Error Handling and Retries

Network calls, cloud APIs, and disk operations all fail transiently. A script that exits on first transient failure is operationally fragile.

Use a retry library (tenacity for Python) rather than handcrafted loops:

from tenacity import retry, stop_after_attempt, wait_exponential, retry_if_exception_type

@retry(
    stop=stop_after_attempt(5),
    wait=wait_exponential(multiplier=1, min=1, max=30),
    retry=retry_if_exception_type(ConnectionError),
    reraise=True,
)
def fetch_metadata():
    ...

Two patterns to apply:

Idempotent retry for safe operations (reads, idempotent writes).
At-most-once for non-idempotent operations — use an idempotency token, not blind retry.

Exponential backoff with jitter is the default; without jitter, retries from multiple instances synchronize and create thundering herds.

Testing Automation

Scripts that run in production deserve tests. Python makes this straightforward:

import subprocess
from unittest.mock import patch
import pytest

def test_list_nodes_parses_kubectl_output(tmp_path):
    fake_output = '{"items": [{"metadata": {"name": "node1"}, ...}]}'
    with patch("subprocess.run") as mock:
        mock.return_value.stdout = fake_output
        nodes = list_nodes(tmp_path / "kubeconfig")
    assert len(nodes) == 1

For bash, bats (Bash Automated Testing System) provides a test framework.

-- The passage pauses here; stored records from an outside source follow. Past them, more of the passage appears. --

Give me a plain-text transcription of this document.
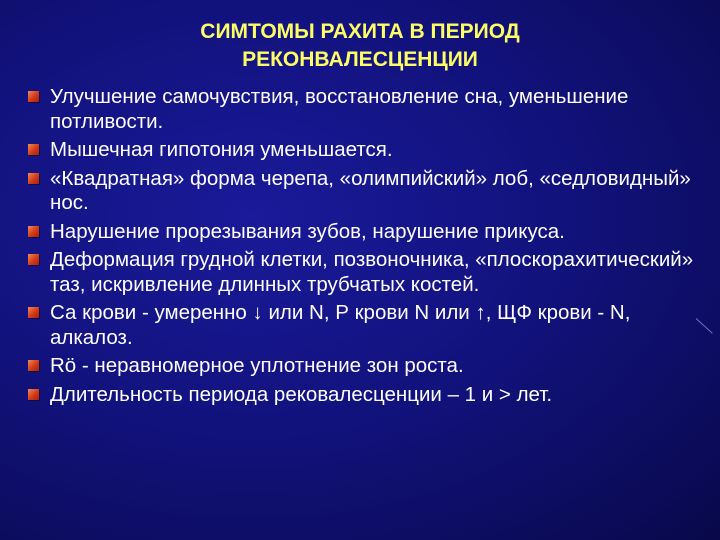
СИМТОМЫ РАХИТА В ПЕРИОД
РЕКОНВАЛЕСЦЕНЦИИ
Улучшение самочувствия, восстановление сна, уменьшение потливости.
Мышечная гипотония уменьшается.
«Квадратная» форма черепа, «олимпийский» лоб, «седловидный» нос.
Нарушение прорезывания зубов, нарушение прикуса.
Деформация грудной клетки, позвоночника, «плоскорахитический» таз, искривление длинных трубчатых костей.
Са крови - умеренно ↓ или N, Р крови N или ↑, ЩФ крови - N, алкалоз.
Rö - неравномерное уплотнение зон роста.
Длительность периода рековалесценции – 1 и > лет.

Less commonly used, but appropriate for scripts that are hard to rewrite in Python.

For the most consequential scripts — production deploy automation, infrastructure provisioning — also add integration tests that exercise the script against a real-ish environment (LocalStack for AWS, k3d for Kubernetes, ephemeral test VMs).

Configuration Management Tools

For structured operations across many machines, scripts don’t scale. Configuration management tools — Ansible primarily, with Salt and Chef in some environments — take over.

When to reach for them:

Multiple machines doing the same configuration.
Declarative desired state that the tool reconciles.
Multi-step procedures with dependencies.
Reusable roles for common configurations.

Ansible’s strength is that it’s mostly Python under the hood; for the edge cases where the built-in modules don’t fit, dropping into Python via the script or command module is a smooth escape hatch. The honest reality: most enterprises run Ansible for the structured operations and Python/bash for everything else.

Hybrid Environments Specifically

Mixed Linux/Windows fleets have specific operational patterns worth knowing:

Ansible with WinRM can manage Windows targets from a Linux control node. The Windows modules are mature.
OpenSSH on Windows (built into modern Windows Server) lets you SSH to Windows targets and run PowerShell remotely. Simpler than WinRM for some workflows.
PowerShell Core is cross-platform; scripts written in PowerShell 7 can run on Linux. Reasonable choice when the team has stronger PowerShell skills.
Avoid running the same script on different OSes via OS-detection. Two clean per-OS implementations are easier to maintain than one cross-OS spaghetti.

For air-gapped or restricted environments, package scripts and their dependencies for offline distribution. Python pip install --download to a wheelhouse, vendored as a tarball, installed via local pip.

Closing

Operational scripting is one of those skills that determines whether an organization runs smoothly or chaotically, and it gets less attention than its impact warrants. The principles are durable: bash for short, OS-orchestrating glue with strict mode and ShellCheck; Python for anything structured, with type hints, logging, argparse, and tests; idempotency for everything that mutates; structured output for composability; secrets fetched at runtime never committed; retries with jitter and backoff for anything over the network; configuration management tools for fleet-scale structured operations. None of this is new, and that’s the point — these patterns work because they’ve been refined over decades by operators dealing with real failure modes. A script is infrastructure as much as a Terraform module is, and the discipline of writing it like infrastructure — versioned, tested, idempotent, observable — is what distinguishes automation that makes systems more reliable from automation that becomes the next outage.